This is what I learnt during my time in prison. The real yakuza don't touch the honest people and take care of the others. The henchmen and the thugs act dishonestly and are arrogant and childish. Surprisingly, there are many North Korean yakuza. In the Tokyo prison there were many such thugs, and I hated it.
I heard a lot of underground stories and they were really interesting. Having only experienced life as a salaryman, there were so many things that I didn't know.
Until that time I had thought that my life was normal but I got to learn that there is no such a thing as a ‘normal’ life. Everyone's daily life is normal…

One year after I entered the prison, I was given a sentence of four years and six months and it was a shock for me. The guy of the center tried to comfort me by saying: “Considering your crime, you muddled through”, but even with good behavior it would only have been three years and ten months so it seemed like a very long time….
I was torn between appealing or not but given that my parents strongly wished me to, I decided to appeal. At this point, my transfer to the Tokyo penitentiary was decided.
The first trial is usually held at the local court of each prefecture or district but since the appeal court of the area where I was is the Tokyo High Court, the jurisdiction was Tokyo.
So my pleasant life in a single cell was over. At the new place I made a request to have a single cell, like in the previous detention center, but it was denied.
Where they put me was once again a community cell…
The Tokyo detention center was different from the other one as the structure was new and it was in a multistory building equipped with air-conditioning and heating…

The most difficult thing for me during my life in prison was living together with complete strangers.
Fellow criminals meeting for the first time means trouble and for someone like me who's uncomfortable with groups of people, there was nothing more painful than that. Even without realizing it, I accumulated a lot of stress by constantly living with other people.
I almost became depressed. I told myself that also this is part of the punishment and I lived with it but so many times I was very close to being driven mad by those selfish people. From a normal person's point of view though, I'm probably the same as them.
During a visit when I saw my mother pleading with the officer on guard saying “Can't you please let him have a single cell?”, a tear dropped from my eyes.
It's undeniable that my family was also a ‘victim’..
For the rest of my life, I will never be able to raise my head to my parents again….

Outside the walls

After four years and three months of life in custody, I went back to life. But the first two months, my mind was a blank when I was out in town. Even in a city I know by heart, I felt as my mind couldn't process the information perceived by my eyes.
Maybe because for a long time I had been in a place were I could only see a little portion of the landscape from a prison that never changes…
Often they say that “Because in prison you are told what to do and you are allowed to do only a certain number of things, you'll lose independence” but I don't think this was so in my case… though compared to the past maybe I am less proactive…

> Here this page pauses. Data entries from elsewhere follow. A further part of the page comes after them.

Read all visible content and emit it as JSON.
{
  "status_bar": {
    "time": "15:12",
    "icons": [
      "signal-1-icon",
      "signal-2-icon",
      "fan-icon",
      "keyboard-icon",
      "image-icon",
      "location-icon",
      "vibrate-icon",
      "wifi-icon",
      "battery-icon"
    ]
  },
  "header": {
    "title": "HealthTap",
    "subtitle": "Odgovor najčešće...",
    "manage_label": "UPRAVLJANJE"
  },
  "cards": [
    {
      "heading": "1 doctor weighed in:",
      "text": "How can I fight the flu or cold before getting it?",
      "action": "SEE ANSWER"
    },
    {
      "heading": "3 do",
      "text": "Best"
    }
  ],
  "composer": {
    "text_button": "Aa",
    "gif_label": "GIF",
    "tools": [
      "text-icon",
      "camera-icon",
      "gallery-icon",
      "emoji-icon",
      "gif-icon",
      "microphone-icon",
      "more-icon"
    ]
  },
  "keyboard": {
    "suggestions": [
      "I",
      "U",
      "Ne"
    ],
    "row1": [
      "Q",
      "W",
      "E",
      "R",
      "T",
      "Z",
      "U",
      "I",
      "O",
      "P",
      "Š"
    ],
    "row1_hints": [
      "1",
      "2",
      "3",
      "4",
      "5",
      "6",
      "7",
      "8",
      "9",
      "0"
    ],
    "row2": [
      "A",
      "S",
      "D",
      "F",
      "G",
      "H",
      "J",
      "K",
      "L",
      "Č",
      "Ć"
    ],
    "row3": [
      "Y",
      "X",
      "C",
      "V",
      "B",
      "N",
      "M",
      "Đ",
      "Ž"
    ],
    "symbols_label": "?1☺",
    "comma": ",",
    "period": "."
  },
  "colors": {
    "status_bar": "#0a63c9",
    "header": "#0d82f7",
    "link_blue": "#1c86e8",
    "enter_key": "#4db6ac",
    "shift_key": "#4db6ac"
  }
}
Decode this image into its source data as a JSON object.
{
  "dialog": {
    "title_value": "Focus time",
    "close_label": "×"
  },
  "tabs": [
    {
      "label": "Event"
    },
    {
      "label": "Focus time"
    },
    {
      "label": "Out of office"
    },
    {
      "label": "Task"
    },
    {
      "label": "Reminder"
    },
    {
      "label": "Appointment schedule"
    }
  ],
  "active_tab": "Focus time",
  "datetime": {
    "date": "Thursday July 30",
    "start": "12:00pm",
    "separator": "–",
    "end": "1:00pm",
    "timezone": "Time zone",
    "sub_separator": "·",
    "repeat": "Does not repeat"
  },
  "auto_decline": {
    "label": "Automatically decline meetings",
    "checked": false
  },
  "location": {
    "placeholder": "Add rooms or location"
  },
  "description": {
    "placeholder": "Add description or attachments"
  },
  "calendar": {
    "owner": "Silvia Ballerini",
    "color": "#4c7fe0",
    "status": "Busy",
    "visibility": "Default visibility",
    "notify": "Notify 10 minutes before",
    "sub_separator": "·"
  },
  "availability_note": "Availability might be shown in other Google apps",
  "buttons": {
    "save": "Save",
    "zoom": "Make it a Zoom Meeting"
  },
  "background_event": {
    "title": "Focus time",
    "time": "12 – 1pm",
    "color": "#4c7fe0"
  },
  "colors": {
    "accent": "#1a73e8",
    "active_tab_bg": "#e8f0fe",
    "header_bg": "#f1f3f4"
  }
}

I also thought that as soon as I was outside I would have eaten this and that but this wasn’t the case. Even now, I end up buying the same snacks or cup-noodles I used to eat in prison. Even those that for a normal person are just snacks, for me they have the taste of prison…

A Stain

When I think on what I have lost in becoming a criminal, I realize it's a lot.
My friends, my lover, my job, my social status, trust, money, time. If I had to count them all there would be almost no limit.
I am really grateful to my family and those of my friends who are still with a person like me who has soiled his hands. What can I do for them?